Prise de parole
A ce moment de l’histoire où
l’idée de tout changement radical, de la
totalité, a si bien été
refoulée, la communication entre les humains fait
défaut, de ce point de vue et sur cette base. Pourtant, les
manifestations de l’insatisfaction ne manquent pas.
C’est une première raison de notre prise de
parole. De façon capitale, elle s’affiche comme
appel à l’instauration centrale du
débat sur la totalité. Ce débat, il
reste à en définir les conditions et contenus,
par le plus grand nombre de ses acteurs potentiels. A ce sujet, nous
proposerons ici nos vues.
Le choix de notre pratique actuelle, isolée, est
à la fois conséquence de cette absence de
communication, et il est tout entier déterminé
par la volonté de la dépasser. Il
procède de la façon dont le conflit se
mène pour l’instant, discontinue, en explosions de
révoltes séparées,
éloignées les unes des autres, parfois si
furtives au regard de la totalité. Il répond
à cette nécessité de
s’opposer aux médiations qui dominent à
l’échelle du monde, que ce soient comme armes de
leur répression directe, ou représentations
fallacieuses qui s’affichent en leur nom.
L’association d’individus que nous formons prend la
parole pour une unité qui manque, dans le but de participer
à sa fondation. Voilà l’enjeu vital
dont nous nous affirmons partie prenante.
Cet enjeu, ce sont des conditions objectives qui empêchent de
le placer au centre ; qui paraissent extérieures et
supérieures au pouvoir de chacun. Pourtant, si
elles nous dépassent tous en assujettissant nos existences
séparées, elles ne dépendent que de
l’ensemble que nous sommes en tant
qu’humanité.
Pour fonder notre discours et nos prises de position, nous avons fait
nôtre ce principe méthodique, qu’il est
nécessaire de sonder le monde, de le saisir, du point de vue
du négatif, de la révolte en actes collectifs :
là où l’on s’engage au plus
loin dans la perturbation de sa marche réglée.

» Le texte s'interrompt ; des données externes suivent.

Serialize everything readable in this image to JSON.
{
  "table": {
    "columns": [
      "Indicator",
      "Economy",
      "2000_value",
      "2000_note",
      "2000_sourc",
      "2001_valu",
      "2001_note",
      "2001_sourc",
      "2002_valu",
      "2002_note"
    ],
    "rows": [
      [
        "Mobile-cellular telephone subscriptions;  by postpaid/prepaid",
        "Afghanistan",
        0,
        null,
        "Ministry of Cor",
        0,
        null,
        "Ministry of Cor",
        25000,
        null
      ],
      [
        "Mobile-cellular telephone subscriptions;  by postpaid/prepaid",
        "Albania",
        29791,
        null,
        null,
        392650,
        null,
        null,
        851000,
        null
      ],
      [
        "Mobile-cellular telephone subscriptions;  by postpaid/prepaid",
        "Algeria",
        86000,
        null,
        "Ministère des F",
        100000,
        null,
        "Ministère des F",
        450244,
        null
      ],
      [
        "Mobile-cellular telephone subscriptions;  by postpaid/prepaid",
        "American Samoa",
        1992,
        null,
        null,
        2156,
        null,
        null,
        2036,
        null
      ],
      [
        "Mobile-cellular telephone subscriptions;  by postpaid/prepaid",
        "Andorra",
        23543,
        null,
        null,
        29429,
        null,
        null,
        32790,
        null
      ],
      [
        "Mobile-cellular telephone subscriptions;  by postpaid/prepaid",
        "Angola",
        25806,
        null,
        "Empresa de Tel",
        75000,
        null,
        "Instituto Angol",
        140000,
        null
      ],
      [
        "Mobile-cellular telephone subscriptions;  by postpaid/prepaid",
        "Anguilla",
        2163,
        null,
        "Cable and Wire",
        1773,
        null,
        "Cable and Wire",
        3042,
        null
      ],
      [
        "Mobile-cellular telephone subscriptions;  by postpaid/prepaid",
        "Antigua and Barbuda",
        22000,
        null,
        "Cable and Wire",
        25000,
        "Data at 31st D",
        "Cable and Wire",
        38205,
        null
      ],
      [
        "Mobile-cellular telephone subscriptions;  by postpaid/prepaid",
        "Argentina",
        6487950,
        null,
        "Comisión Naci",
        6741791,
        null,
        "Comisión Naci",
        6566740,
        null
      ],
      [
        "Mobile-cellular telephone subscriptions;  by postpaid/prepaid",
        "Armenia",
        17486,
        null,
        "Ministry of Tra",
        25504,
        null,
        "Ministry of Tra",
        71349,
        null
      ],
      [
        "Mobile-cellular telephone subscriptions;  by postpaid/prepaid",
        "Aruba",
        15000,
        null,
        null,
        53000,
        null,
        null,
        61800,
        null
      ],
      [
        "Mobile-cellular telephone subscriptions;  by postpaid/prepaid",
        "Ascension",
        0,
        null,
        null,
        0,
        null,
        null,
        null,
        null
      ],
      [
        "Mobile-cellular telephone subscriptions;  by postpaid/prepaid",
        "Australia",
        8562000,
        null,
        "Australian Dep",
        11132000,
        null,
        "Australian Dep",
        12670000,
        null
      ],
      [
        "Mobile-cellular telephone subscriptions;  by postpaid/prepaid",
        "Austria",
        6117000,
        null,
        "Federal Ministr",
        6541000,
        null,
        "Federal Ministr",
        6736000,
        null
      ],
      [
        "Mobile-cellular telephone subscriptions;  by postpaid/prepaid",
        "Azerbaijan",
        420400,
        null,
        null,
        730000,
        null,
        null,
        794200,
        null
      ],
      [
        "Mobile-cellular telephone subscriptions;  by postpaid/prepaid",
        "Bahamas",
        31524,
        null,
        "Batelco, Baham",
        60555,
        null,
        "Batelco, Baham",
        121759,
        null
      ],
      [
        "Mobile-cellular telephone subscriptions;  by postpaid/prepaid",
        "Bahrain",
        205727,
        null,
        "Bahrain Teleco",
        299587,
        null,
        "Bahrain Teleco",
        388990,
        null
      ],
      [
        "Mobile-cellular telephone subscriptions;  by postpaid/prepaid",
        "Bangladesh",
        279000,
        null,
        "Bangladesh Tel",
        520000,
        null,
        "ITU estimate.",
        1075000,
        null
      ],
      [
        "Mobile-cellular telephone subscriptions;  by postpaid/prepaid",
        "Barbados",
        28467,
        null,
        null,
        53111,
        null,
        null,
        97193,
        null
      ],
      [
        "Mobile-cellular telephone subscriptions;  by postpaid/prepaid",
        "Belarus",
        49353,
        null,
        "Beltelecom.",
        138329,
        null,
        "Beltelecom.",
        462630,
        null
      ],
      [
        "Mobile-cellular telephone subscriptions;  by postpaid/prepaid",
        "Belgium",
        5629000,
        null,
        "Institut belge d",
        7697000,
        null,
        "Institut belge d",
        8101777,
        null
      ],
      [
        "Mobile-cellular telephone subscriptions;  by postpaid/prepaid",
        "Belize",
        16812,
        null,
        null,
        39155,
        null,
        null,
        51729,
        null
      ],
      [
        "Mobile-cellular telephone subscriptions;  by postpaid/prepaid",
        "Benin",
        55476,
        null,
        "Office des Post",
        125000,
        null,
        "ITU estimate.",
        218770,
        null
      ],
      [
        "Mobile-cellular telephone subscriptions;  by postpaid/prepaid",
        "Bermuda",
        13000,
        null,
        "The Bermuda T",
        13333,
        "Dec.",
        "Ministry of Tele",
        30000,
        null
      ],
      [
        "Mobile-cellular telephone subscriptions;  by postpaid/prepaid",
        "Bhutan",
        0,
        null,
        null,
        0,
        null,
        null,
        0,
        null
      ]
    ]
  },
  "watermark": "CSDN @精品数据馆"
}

Cela pour parer ce risque, que ce que nous disons, et pouvons projeter,
ne résulte que de consciences sûres
d’elles-mêmes, abusées dans la
même étroitesse léniniste encore si
dominante aujourd’hui. Mais cette mise en exergue des actes
de révolte ne doit pas se changer en commode alibi, pour
reproduire au final le même défaut de
pensée. Il n’est d’aboutissement dans
aucune théorie. La vérité est
pratique.
En conséquence de cette exigence nous avons
élaboré un moyen d’observation.
Opérée en continu depuis janvier 2003, nous
commençons aujourd’hui d’en livrer les
résultats.
Dans cette époque où la
prépondérance répressive de
l’information « indépendante »
est consacrée, où son
hégémonie sur les moyens nouveaux et la
définition des contenus de la communication ne va
qu’en se renforçant, sa critique est devenue
l’un des préalables à toute critique.
Face à la révolte qui rompt, quand
l’imprévu surgit et l’inconnu se
découvre, ce qui le médiatise de façon
indépendante en nie la qualité, en formatant ce
qui se libère au nom de visions
limitées,
d’intérêts particuliers, de
réflexes bassement moraux, pour le faire rentrer dans la
petite chronique du même monde sans fin.
C’est la deuxième raison
d’être de notre prise de parole,
inséparable et à égalité de
la première. Contre le règne des
représentations et des croyances qui contraignent le
mouvement de la totalité et tout rapport social, nous
voulons rendre leur primauté aux actes de
révolte, parce que dans ces
élans collectifs se pose, d’une
façon plus directe et centrale que n’importe
où ailleurs, la question du sens.
Nous-mêmes médiatisons ces actes,
nous-mêmes interprétons. L’essentielle
différence, d’avec les modes de
médiation admis dans cette fonction perpétuelle
et séparée, tient à ce que notre
discours ne vaut que comme moment et comme moyen, tendu vers le
dépassement unifié de ce qui limite, et nous et
ces actes. Si par nos consciences, comprises comme nos
capacités individuelles à la pensée,
nous portons haut convictions et intentions, c’est pour les
livrer à l’épreuve du monde.
Car, de même que les séparations entre
révoltés, l’enjeu est de mettre
à bas cette infirmité, revendiquée, de
nos consciences, si ridicule lorsqu’on l’ignore
dans le mirage de son intégrité toute-puissante.
La perspective est identique : elle projette la réalisation
d’un rapport social où l’individuel et
le particulier ne pourraient plus prétendre commander au
collectif et au général, où leur
dualité et leur opposition seront surmontées.